I am lucky to live in the beautiful city of Bath in the south-west of England. Bath is renowned for its Roman Baths and Georgian architecture but its council has fallen into a prisoners dilemma.
The city has three main recycling centres to encourage people to recycle as much waste as possible. At the moment anyone can use the centres whether they live in Bath or not. Equally anyone in Bath can also use a centre in another city if they want to. I sometimes use a centre in another area because it is on my way to work.
I don’t know how much they spend on the recycling service but let’s assume it is £100,000 (it’s always good to use a nice round number!).
If 10% of people come from other areas and they are banned from using the sites then the cost will fall to £90,000, but the council will now have to pay the cost of monitoring who is using the sites. Let’s say monitoring cost is £5,000, then the cost for the council becomes £95,000. The council has saved £5,000 by stopping people from other areas from using the service. The neighbouring council now has more people to deal with because no-one from their area can go to Bath anymore. Their cost goes up to £110,000.
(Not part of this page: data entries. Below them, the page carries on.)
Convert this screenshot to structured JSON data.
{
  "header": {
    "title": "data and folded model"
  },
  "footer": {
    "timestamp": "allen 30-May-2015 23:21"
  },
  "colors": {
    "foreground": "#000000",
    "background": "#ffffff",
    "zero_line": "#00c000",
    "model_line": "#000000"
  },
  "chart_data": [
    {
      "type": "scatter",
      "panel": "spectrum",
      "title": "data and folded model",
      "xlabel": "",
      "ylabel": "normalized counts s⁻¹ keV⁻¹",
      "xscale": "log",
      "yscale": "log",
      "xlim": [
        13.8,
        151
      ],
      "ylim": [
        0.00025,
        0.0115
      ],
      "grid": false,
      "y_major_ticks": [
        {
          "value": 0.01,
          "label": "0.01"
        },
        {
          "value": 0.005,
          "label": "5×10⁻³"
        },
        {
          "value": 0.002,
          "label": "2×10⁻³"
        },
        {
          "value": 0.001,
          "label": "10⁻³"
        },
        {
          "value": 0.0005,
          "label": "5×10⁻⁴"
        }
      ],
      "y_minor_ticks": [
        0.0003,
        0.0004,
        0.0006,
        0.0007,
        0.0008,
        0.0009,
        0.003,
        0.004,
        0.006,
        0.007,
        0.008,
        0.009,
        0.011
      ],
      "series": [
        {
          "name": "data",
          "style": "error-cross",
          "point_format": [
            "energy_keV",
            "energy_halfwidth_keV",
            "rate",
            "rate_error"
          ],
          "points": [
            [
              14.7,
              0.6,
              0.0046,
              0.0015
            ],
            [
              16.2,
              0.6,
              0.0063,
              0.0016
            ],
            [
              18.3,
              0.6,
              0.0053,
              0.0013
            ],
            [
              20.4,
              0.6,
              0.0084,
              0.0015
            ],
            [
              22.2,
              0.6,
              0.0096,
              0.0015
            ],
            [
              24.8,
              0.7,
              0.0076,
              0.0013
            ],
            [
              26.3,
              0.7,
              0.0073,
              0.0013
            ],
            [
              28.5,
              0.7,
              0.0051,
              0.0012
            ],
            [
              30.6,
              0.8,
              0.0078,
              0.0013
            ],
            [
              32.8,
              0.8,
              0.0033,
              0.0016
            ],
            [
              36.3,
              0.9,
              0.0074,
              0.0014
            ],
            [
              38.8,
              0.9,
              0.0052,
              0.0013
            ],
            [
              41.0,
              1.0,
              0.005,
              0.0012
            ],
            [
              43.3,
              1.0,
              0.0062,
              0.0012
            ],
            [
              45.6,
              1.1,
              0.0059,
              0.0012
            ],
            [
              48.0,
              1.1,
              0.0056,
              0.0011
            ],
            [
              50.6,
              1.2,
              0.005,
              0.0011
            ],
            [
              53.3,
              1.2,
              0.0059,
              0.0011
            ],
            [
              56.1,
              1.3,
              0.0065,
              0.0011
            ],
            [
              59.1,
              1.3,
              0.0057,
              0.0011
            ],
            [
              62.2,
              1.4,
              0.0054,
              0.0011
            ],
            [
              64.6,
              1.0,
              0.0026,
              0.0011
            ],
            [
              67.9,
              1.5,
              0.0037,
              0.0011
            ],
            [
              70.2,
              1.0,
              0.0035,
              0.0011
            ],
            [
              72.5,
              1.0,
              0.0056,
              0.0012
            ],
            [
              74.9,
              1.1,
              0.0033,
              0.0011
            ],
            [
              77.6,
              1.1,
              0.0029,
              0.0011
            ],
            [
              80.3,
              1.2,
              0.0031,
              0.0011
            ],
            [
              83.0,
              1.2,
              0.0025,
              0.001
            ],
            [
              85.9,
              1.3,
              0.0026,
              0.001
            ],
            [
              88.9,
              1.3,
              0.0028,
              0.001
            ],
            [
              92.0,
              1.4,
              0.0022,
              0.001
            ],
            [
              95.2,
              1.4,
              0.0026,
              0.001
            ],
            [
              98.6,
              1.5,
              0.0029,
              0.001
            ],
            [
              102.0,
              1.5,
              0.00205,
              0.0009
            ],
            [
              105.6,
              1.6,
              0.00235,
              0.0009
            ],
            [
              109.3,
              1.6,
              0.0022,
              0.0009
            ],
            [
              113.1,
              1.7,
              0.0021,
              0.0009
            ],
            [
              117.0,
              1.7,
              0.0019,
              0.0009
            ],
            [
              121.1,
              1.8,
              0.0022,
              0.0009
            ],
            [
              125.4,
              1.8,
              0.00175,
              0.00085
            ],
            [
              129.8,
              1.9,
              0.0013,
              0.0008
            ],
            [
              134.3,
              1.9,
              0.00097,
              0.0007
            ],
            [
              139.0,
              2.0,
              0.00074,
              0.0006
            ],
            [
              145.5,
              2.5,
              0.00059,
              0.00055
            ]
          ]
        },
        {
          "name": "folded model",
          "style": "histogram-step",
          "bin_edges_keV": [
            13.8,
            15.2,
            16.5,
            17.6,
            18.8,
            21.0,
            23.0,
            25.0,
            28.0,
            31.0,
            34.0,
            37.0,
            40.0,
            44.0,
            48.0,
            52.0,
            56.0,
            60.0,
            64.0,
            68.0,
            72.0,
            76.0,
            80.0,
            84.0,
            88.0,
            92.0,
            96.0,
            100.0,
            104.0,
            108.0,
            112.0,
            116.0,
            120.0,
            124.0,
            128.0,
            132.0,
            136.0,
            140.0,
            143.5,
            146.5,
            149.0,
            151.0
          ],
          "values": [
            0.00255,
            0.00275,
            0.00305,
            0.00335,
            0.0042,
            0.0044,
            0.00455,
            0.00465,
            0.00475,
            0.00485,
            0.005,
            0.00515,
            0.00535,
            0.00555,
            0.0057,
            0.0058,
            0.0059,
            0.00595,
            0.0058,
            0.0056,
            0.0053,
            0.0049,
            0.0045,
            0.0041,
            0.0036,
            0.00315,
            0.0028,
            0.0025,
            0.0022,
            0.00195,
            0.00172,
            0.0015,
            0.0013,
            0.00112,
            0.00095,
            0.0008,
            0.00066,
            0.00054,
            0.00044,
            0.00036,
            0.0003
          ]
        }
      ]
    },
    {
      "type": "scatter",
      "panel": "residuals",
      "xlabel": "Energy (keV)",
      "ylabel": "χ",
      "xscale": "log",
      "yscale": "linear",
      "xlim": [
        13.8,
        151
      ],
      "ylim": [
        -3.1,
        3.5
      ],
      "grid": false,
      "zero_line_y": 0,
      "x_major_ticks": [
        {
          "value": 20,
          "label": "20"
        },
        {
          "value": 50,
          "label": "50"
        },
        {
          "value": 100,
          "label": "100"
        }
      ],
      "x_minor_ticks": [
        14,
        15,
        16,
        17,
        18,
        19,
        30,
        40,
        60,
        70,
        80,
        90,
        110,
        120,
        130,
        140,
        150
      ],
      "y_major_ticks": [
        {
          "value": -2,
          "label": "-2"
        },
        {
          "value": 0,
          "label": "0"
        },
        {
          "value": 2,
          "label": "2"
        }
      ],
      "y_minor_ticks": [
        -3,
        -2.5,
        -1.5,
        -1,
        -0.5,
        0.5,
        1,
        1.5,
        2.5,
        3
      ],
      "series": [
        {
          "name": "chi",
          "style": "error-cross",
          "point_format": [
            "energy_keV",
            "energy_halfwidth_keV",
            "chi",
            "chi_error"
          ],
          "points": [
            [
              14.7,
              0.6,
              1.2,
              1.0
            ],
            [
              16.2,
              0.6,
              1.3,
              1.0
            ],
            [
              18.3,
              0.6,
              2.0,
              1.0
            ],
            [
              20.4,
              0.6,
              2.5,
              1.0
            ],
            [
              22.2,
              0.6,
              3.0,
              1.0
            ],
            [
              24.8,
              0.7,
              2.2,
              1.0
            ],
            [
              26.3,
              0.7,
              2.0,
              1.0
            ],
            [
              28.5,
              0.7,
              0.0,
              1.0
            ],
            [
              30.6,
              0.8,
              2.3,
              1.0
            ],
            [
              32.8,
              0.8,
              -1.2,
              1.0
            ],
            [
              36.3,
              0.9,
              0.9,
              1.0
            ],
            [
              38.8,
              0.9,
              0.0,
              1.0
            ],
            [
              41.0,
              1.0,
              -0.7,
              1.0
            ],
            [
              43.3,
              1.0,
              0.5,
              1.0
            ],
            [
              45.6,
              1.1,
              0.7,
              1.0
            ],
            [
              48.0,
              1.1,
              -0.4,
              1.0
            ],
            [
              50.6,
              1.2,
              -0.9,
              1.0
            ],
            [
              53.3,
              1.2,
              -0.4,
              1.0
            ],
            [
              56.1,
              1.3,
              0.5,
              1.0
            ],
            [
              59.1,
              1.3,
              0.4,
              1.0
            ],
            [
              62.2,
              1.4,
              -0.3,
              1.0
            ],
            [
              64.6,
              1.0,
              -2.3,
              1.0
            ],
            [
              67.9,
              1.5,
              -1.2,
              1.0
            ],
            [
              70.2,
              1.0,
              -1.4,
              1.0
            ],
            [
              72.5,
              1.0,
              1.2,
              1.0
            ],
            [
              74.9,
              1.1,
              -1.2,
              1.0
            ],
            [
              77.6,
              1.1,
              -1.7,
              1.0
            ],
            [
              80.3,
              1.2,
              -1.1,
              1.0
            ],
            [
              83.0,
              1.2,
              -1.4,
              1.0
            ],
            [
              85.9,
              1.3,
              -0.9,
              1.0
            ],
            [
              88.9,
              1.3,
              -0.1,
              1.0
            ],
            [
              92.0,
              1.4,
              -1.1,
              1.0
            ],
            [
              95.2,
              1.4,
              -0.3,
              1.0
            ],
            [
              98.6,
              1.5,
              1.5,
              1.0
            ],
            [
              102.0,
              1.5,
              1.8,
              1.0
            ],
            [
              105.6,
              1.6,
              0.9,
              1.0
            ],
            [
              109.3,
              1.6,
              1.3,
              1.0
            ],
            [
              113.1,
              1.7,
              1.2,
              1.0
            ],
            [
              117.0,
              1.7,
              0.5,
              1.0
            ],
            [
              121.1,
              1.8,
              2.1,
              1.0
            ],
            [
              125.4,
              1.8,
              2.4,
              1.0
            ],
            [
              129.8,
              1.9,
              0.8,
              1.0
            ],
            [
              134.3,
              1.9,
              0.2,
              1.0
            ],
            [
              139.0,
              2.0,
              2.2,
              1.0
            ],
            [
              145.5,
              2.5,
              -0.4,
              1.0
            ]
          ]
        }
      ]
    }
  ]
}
This is fine for Bath until the neighbouring councils do the same thing. When that happens then the 10% of people who were going from Bath to another area (like me) can only use the Bath centres. This now adds £10,000 back onto the Bath cost bringing it up to £105,000. This is the original cost of the service plus the cost of monitoring who is using it.
Showing the game in a grid looks like this:
|Accept others||Residents only|
|Accept others||(£100,000; £100,000)||(£110,000; £95,000)|
|Residents only||(£95,000; £110,000)||(£105,000; £105,000)|
We can see that this is a classic prisoners dilemma.
If the other council is accepting others then Bath is better off if it restricts its service to residents only (a cost of £95,000 rather than £100,000).
The alternative is that the other council limits its service and then Bath’s best response is also to limit its service (a cost of £105,000 rather than £110,000).
Either way the best response is to limit the service even though this leads to a worse result for both than if they both kept an open service.
That’s explains why they have decided to restrict the service to residents, but why has this only just started to happen when the service has been running for years?
The answer is because the councils have changed the game they are playing. Before the ‘Great Recession’ the councils based their service around maximising the amount of waste that is recycled. When this is their priority then they have no reason to restrict who uses the service, all that matters is that the waste is recycled.
Now the council’s are playing the game using money as the measure of success. This has changed the game into a prisoners dilemma and the councils are now trapped.
This is a real life example where changing what is important in the game has changed the outcome.